After spending some time in the main dig room, you can journey to the next part of The Mammoth Site which is the Exhibits Hall. Containing a life-size model of a Columbian Mammoth, as well as a skeleton of the short-faced bear and many other interesting things, the Exhibits Hall is full of information for both the devoted historian and amateur alike. Priding itself on being an education and research institute, The Mammoth Site has information readily available for all levels.
Don’t forget to head down the elevator to observe the lab where you can see how they prepare, clean and organize their fossils and microfossils. Even though the larger bones are generally more exciting and provide a better visual, the microfossils give a much better indication of what life and the environment was like during their time of existence. Microfossils include things like rodents, lizards, shells, and other objects less than 1 lb. in weight.
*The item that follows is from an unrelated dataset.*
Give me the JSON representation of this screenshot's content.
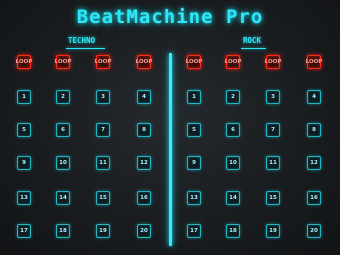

One area I was lucky enough to visit that isn’t included in the standard tour is their Bone Vault. This is where they store all of the fossils after they have been taken out of the dig site and cleaned by the preparation staff. In this room lies their largest tusk to date, a massive 11-foot tusk partially cased in a purple cast. There is also a large Columbian mammoth skull that has currently racked up around 2,000 hours of cleanup time and still requires a bit more. Did I mention how time intensive this job is?
What’s even better than seeing all of this awesome stuff, you ask? Doing it yourself, of course! At The Mammoth Site you’re in luck because during the summer they offer both a Jr. Paleontology and Advanced Paleontology course geared for kids, but don’t be afraid to jump in as an adult; you won’t be the first. The Jr. program focuses mainly on digging and the methods and techniques, while the advanced program teaches the students how to cast and map out their dig site. And while they prefer advanced registration, you are always more than welcome to ask if there is room in the next class, but be warned as they fill up fast. These classes are held indoors with full air conditioning so no matter what the weather does you can be sure to enjoy them!
If you find yourself in Hot Springs any time of the year, be sure to stop at The Mammoth Site and check out one of the Black Hills’ most unique education and research facilities, the likes of which you won’t find anywhere else in the world!